While the fight scene looked cool, the rest of the film had huge problems when it came to special effects. The scene with Bella and Edward running through the forest was almost comically bad, as was any time the vampires moved quickly from place to place. The “aging” technique used on baby Renesmee was also poorly done; the obvious special effects used on her face distracted me from everything else going on in the film when she was onscreen. In terms of the look of the film, I also was not a huge fan of the amount of close-ups used.
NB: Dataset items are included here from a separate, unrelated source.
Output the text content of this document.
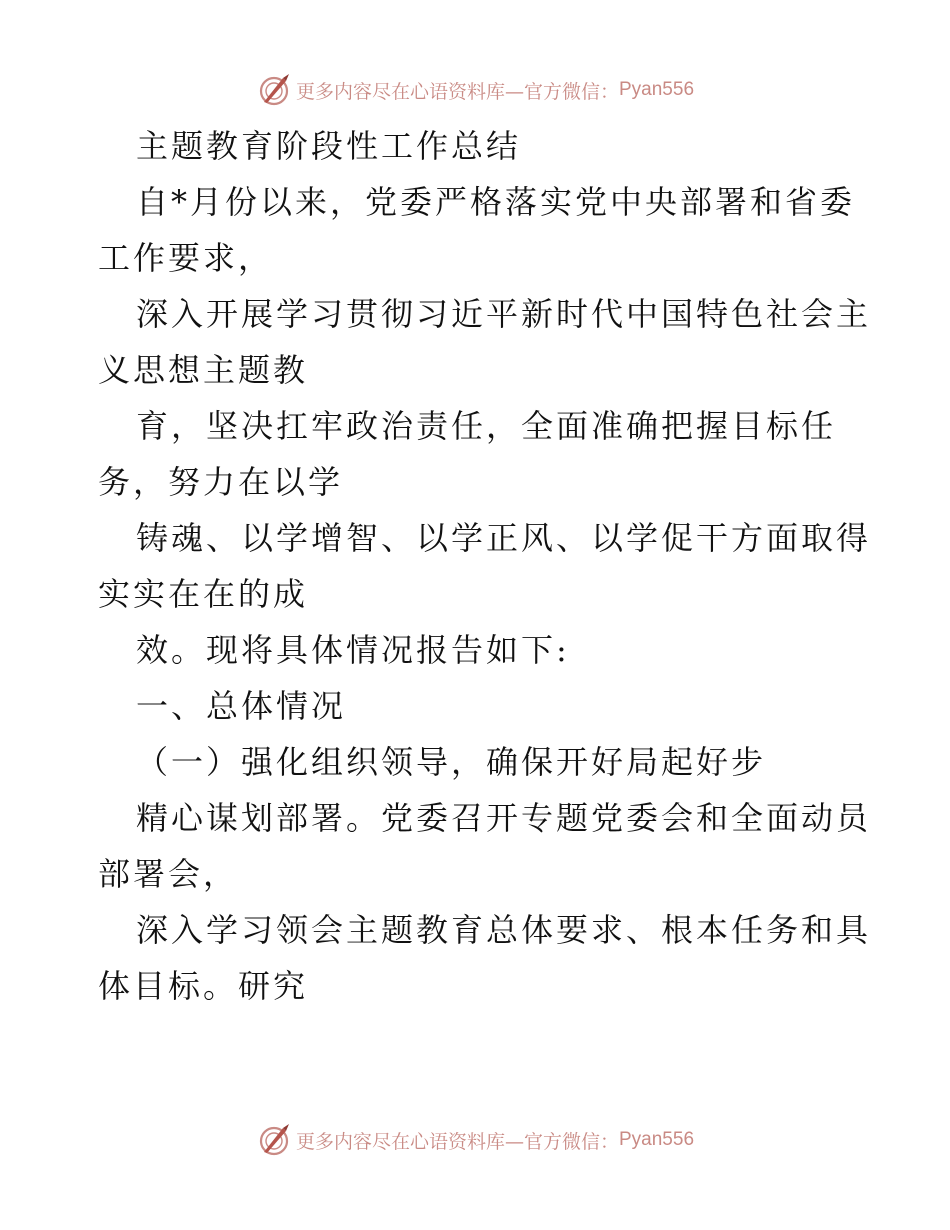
更多内容尽在心语资料库—官方微信： Pyan556
主题教育阶段性工作总结
自*月份以来，党委严格落实党中央部署和省委
工作要求，
深入开展学习贯彻习近平新时代中国特色社会主
义思想主题教
育，坚决扛牢政治责任，全面准确把握目标任
务，努力在以学
铸魂、以学增智、以学正风、以学促干方面取得
实实在在的成
效。现将具体情况报告如下:
一、总体情况
（一）强化组织领导，确保开好局起好步
精心谋划部署。党委召开专题党委会和全面动员
部署会，
深入学习领会主题教育总体要求、根本任务和具
体目标。研究
更多内容尽在心语资料库—官方微信： Pyan556
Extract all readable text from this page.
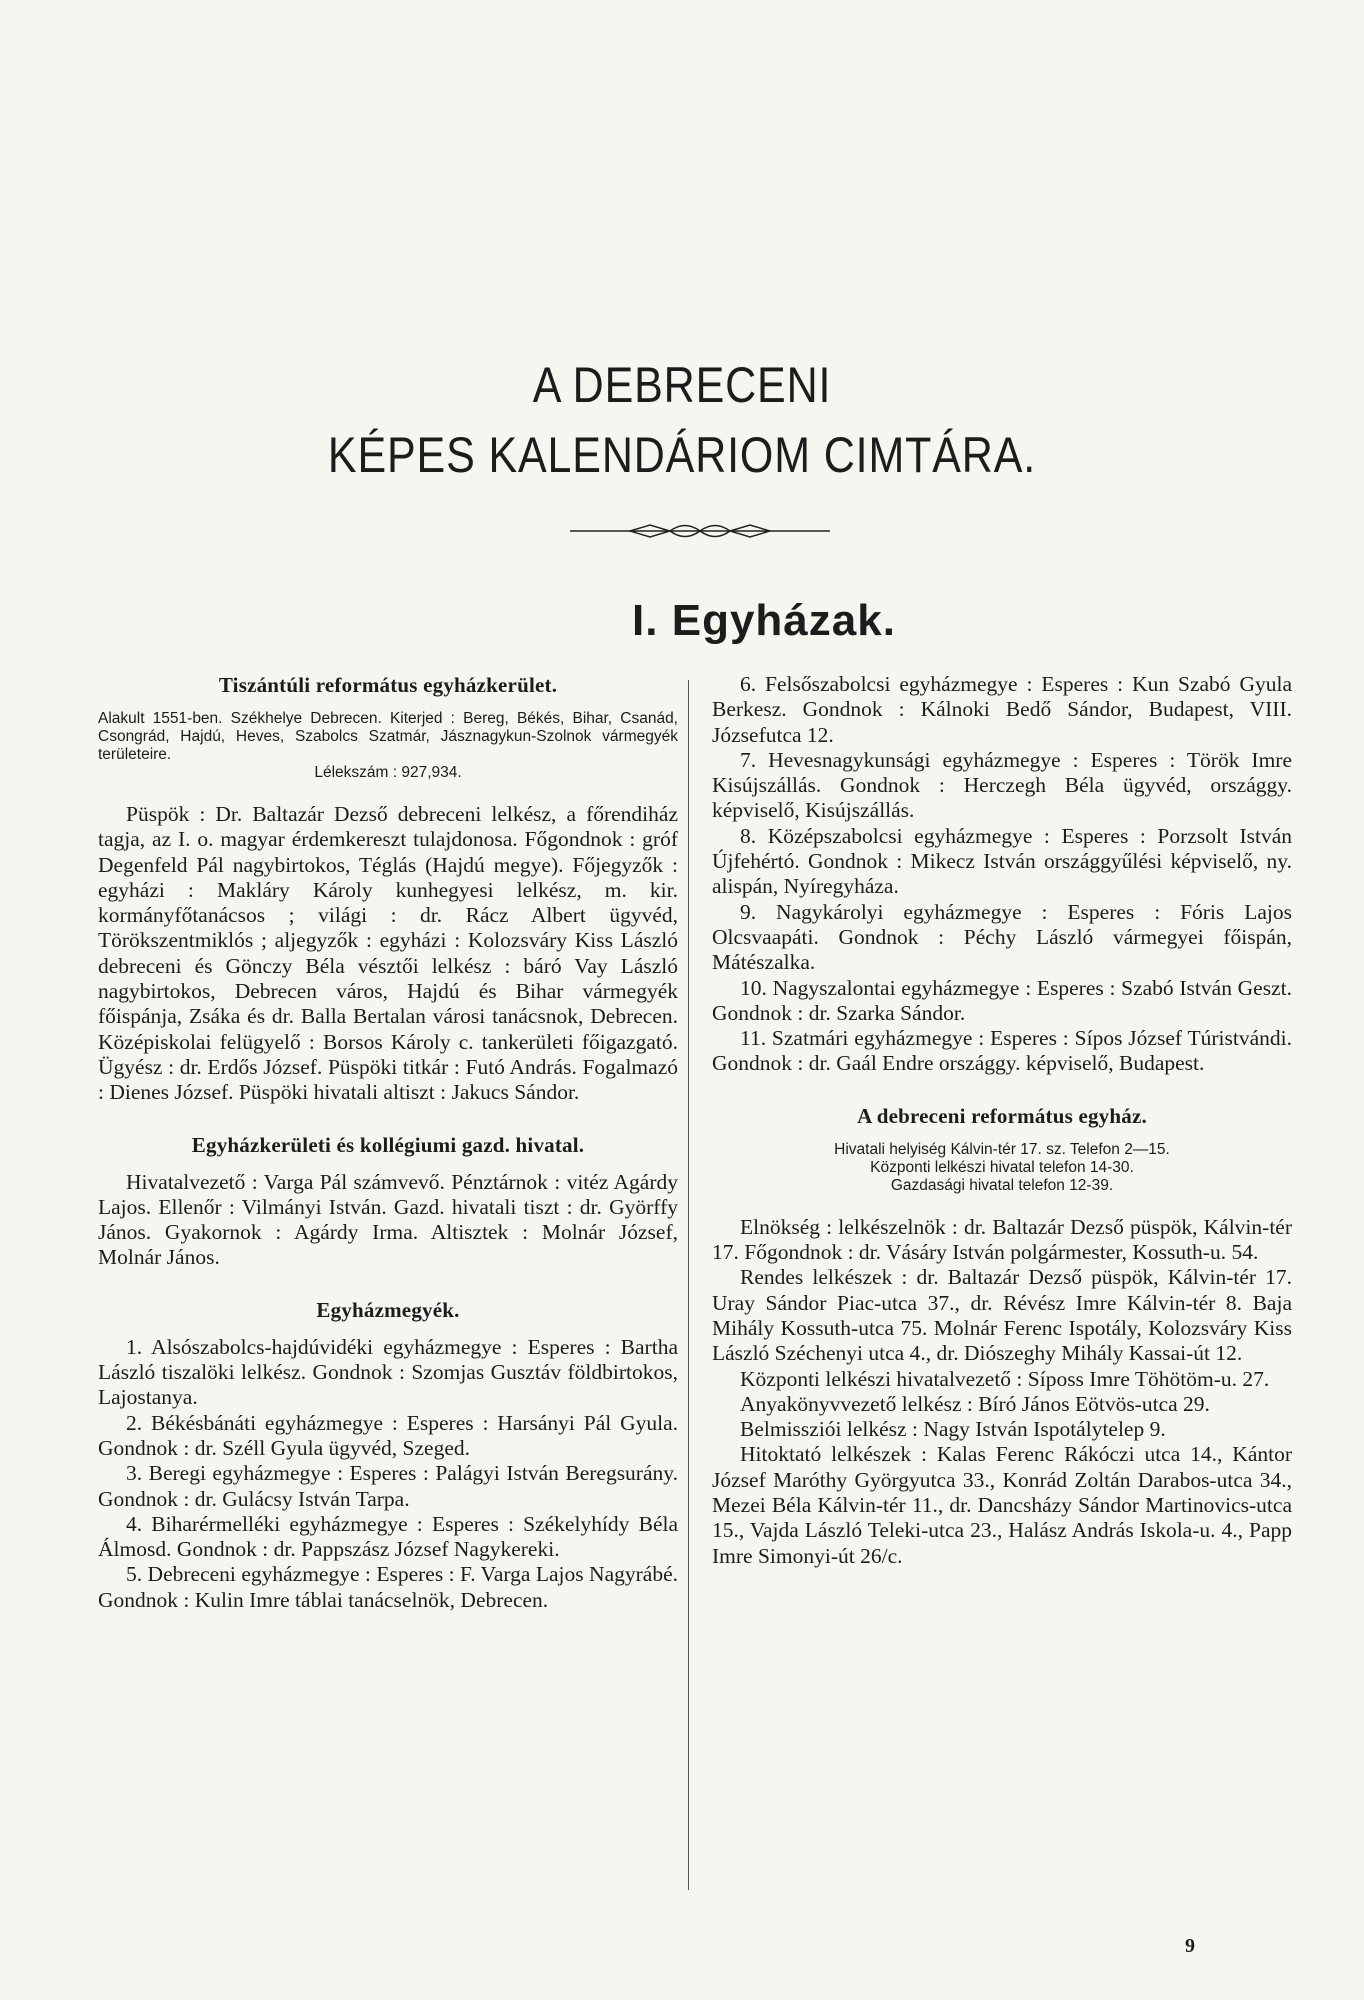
A DEBRECENI
KÉPES KALENDÁRIOM CIMTÁRA.
I. Egyházak.

Tiszántúli református egyházkerület.

Alakult 1551-ben. Székhelye Debrecen. Kiterjed : Bereg, Békés, Bihar, Csanád, Csongrád, Hajdú, Heves, Szabolcs Szatmár, Jásznagykun-Szolnok vármegyék területeire.

Lélekszám : 927,934.

Püspök : Dr. Baltazár Dezső debreceni lelkész, a főrendiház tagja, az I. o. magyar érdemkereszt tulajdonosa. Főgondnok : gróf Degenfeld Pál nagybirtokos, Téglás (Hajdú megye). Főjegyzők : egyházi : Makláry Károly kunhegyesi lelkész, m. kir. kormányfőtanácsos ; világi : dr. Rácz Albert ügyvéd, Törökszentmiklós ; aljegyzők : egyházi : Kolozsváry Kiss László debreceni és Gönczy Béla vésztői lelkész : báró Vay László nagybirtokos, Debrecen város, Hajdú és Bihar vármegyék főispánja, Zsáka és dr. Balla Bertalan városi tanácsnok, Debrecen. Középiskolai felügyelő : Borsos Károly c. tankerületi főigazgató. Ügyész : dr. Erdős József. Püspöki titkár : Futó András. Fogalmazó : Dienes József. Püspöki hivatali altiszt : Jakucs Sándor.

Egyházkerületi és kollégiumi gazd. hivatal.

Hivatalvezető : Varga Pál számvevő. Pénztárnok : vitéz Agárdy Lajos. Ellenőr : Vilmányi István. Gazd. hivatali tiszt : dr. Györffy János. Gyakornok : Agárdy Irma. Altisztek : Molnár József, Molnár János.

Egyházmegyék.

1. Alsószabolcs-hajdúvidéki egyházmegye : Esperes : Bartha László tiszalöki lelkész. Gondnok : Szomjas Gusztáv földbirtokos, Lajostanya.

2. Békésbánáti egyházmegye : Esperes : Harsányi Pál Gyula. Gondnok : dr. Széll Gyula ügyvéd, Szeged.

3. Beregi egyházmegye : Esperes : Palágyi István Beregsurány. Gondnok : dr. Gulácsy István Tarpa.

4. Biharérmelléki egyházmegye : Esperes : Székelyhídy Béla Álmosd. Gondnok : dr. Pappszász József Nagykereki.

5. Debreceni egyházmegye : Esperes : F. Varga Lajos Nagyrábé. Gondnok : Kulin Imre táblai tanácselnök, Debrecen.

6. Felsőszabolcsi egyházmegye : Esperes : Kun Szabó Gyula Berkesz. Gondnok : Kálnoki Bedő Sándor, Budapest, VIII. Józsefutca 12.

7. Hevesnagykunsági egyházmegye : Esperes : Török Imre Kisújszállás. Gondnok : Herczegh Béla ügyvéd, országgy. képviselő, Kisújszállás.

8. Középszabolcsi egyházmegye : Esperes : Porzsolt István Újfehértó. Gondnok : Mikecz István országgyűlési képviselő, ny. alispán, Nyíregyháza.

9. Nagykárolyi egyházmegye : Esperes : Fóris Lajos Olcsvaapáti. Gondnok : Péchy László vármegyei főispán, Mátészalka.

10. Nagyszalontai egyházmegye : Esperes : Szabó István Geszt. Gondnok : dr. Szarka Sándor.

11. Szatmári egyházmegye : Esperes : Sípos József Túristvándi. Gondnok : dr. Gaál Endre országgy. képviselő, Budapest.

A debreceni református egyház.

Hivatali helyiség Kálvin-tér 17. sz. Telefon 2—15.

Központi lelkészi hivatal telefon 14-30.

Gazdasági hivatal telefon 12-39.

Elnökség : lelkészelnök : dr. Baltazár Dezső püspök, Kálvin-tér 17. Főgondnok : dr. Vásáry István polgármester, Kossuth-u. 54.

Rendes lelkészek : dr. Baltazár Dezső püspök, Kálvin-tér 17. Uray Sándor Piac-utca 37., dr. Révész Imre Kálvin-tér 8. Baja Mihály Kossuth-utca 75. Molnár Ferenc Ispotály, Kolozsváry Kiss László Széchenyi utca 4., dr. Diószeghy Mihály Kassai-út 12.

Központi lelkészi hivatalvezető : Síposs Imre Töhötöm-u. 27.

Anyakönyvvezető lelkész : Bíró János Eötvös-utca 29.

Belmissziói lelkész : Nagy István Ispotálytelep 9.

Hitoktató lelkészek : Kalas Ferenc Rákóczi utca 14., Kántor József Maróthy Györgyutca 33., Konrád Zoltán Darabos-utca 34., Mezei Béla Kálvin-tér 11., dr. Dancsházy Sándor Martinovics-utca 15., Vajda László Teleki-utca 23., Halász András Iskola-u. 4., Papp Imre Simonyi-út 26/c.

9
The final scene especially could have benefitted from pulling the camera back from Pattinson and Stewart’s faces a little bit; the intrusive camerawork took me out of the scene emotionally at a time when I actually wanted to get lost the film.

Finally, the biggest weakness in the film comes from something that can’t be helped: the source material itself. No great performances or directorial tricks can take away from the fact that Breaking Dawn is—even by many fans’ accounts—the weakest novel in the series of Twilight books. Jacob’s relationship with Renesmee and the lame resolution to the Volturi conflict are two things that bothered me strongly in the movie because they bothered me strongly in the book. There’s nothing that could be done to change it.

Final Verdict: I didn’t hate this movie. I didn’t even dislike it as much as I thought I was going to. Until the plot twist that ultimately wasn’t much of a twist at all, I was actually enjoying the movie as much as I could have hoped to. However, I found my intelligence and surprising amount of emotional investment insulted by a twist done for nothing more than shock value. The genuinely moving conclusion did make up for some of the frustration, but this isn’t a movie I’m rushing to see again anytime soon. However, fans of The Twilight Saga should find this a fitting ending to the series they love.